Under this illustrative construction phasing plan, while Block 1121 is being built out, the existing active storage uses on Block 1120 would be demolished (if not removed earlier in connection with work on the permanent rail yard), and the open rail yard on Block 1120 would be platformed over. Buildings 5, 6, and 7 on Block 1120 would be constructed from west to east between 2031 and 2035... 
When construction on Block 1120 is nearly complete (in 2027), the open rail yard on Block 1121 would be platformed over. The residential buildings on Block 1121 (Buildings 8, 9 and 10) would be completed from west to east between 2029 and 2031. 
Block 1121 would be built out over the course of approximately 3.5 years, with approximately nine months of construction on the platform preceding the building construction. Block 1120 would be built out over the course of 5.5 years, with approximately nine months of platform construction preceding building construction.
The platform

The SEIS Construction Overview chapter disclosed three potential phasing plans for a delayed buildout scenario--not necessarily what the developer would follow. In all three plans, the platform for B5 would take 8 months to build. The platform for B6/B7 would take between 21 and 32 months. The platform for B8/B/9/B10 would take between 18 and 24 months--not nine months as described in the text above.

The bottom line: getting all that done by 2025 would be a stretch.

Current photos

Below are photos of the two railyard blocks, taken last Sunday, 3/17/19. Block 1120 has significant Long Island Rail Road facilities, plus two large parcels where street-level terra firma, once supporting two buildings (now demolished or under demolition), jut south from Atlantic Avenue; Block 1121 has a broad expanse of railroad tracks.

Block 1120, between Sixth and Carlton avenues

Looking south at Block 1120, Atlantic Avenue just east of Sixth Avenue.

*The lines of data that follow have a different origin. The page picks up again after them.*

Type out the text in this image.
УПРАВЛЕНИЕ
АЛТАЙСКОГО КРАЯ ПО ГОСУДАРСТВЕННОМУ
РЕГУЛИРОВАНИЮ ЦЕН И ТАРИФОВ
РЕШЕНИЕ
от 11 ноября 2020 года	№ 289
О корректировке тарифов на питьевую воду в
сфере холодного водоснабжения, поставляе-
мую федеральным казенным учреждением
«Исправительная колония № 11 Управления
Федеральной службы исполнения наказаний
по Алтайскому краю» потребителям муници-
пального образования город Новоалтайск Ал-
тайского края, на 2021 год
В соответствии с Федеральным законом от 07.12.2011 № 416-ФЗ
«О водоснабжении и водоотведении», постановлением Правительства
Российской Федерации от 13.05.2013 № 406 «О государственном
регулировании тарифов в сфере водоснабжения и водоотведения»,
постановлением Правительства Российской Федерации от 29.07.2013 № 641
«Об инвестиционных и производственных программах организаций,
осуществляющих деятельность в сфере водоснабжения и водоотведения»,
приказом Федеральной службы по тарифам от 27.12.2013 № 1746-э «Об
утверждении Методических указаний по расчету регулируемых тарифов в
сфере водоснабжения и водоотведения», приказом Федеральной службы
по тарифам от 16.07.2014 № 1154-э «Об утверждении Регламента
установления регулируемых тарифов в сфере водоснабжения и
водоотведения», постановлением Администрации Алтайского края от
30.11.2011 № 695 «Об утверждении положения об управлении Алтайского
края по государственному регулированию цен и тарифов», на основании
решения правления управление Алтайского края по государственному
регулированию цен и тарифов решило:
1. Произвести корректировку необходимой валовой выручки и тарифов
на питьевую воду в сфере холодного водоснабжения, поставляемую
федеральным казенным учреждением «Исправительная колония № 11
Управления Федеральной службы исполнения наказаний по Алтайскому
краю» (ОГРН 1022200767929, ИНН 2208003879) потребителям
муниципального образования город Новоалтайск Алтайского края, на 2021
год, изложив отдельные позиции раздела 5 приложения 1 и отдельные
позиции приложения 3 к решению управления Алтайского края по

Looking southeast from Atlantic and Sixth avenues

Looking north from Pacific Street near Sixth Avenue. Most pillars support a ramp, some concrete pieces stand alone.
Looking north from Pacific Street near Sixth Avenue, with LIRR equipment in foreground

Looking northwest from Pacific Street between Sixth and Carlton avenues.

A big pile of dirt in Block 1120, near the street-level "bump" buildings 

Some rebar sticks out above an LIRR structure

Looking west toward the Barclays Center from Carlton and Atlantic avenues. There's a retaining wall.

Block 1121, between Carlton and Vanderbilt avenues

Looking east in Block 1121. Retaining wall with rebar at right
Looking south from Atlantic Avenue in between Carlton and Vanderbilt avenues.

Looking south from Carlton Avenue and Atlantic Avenue.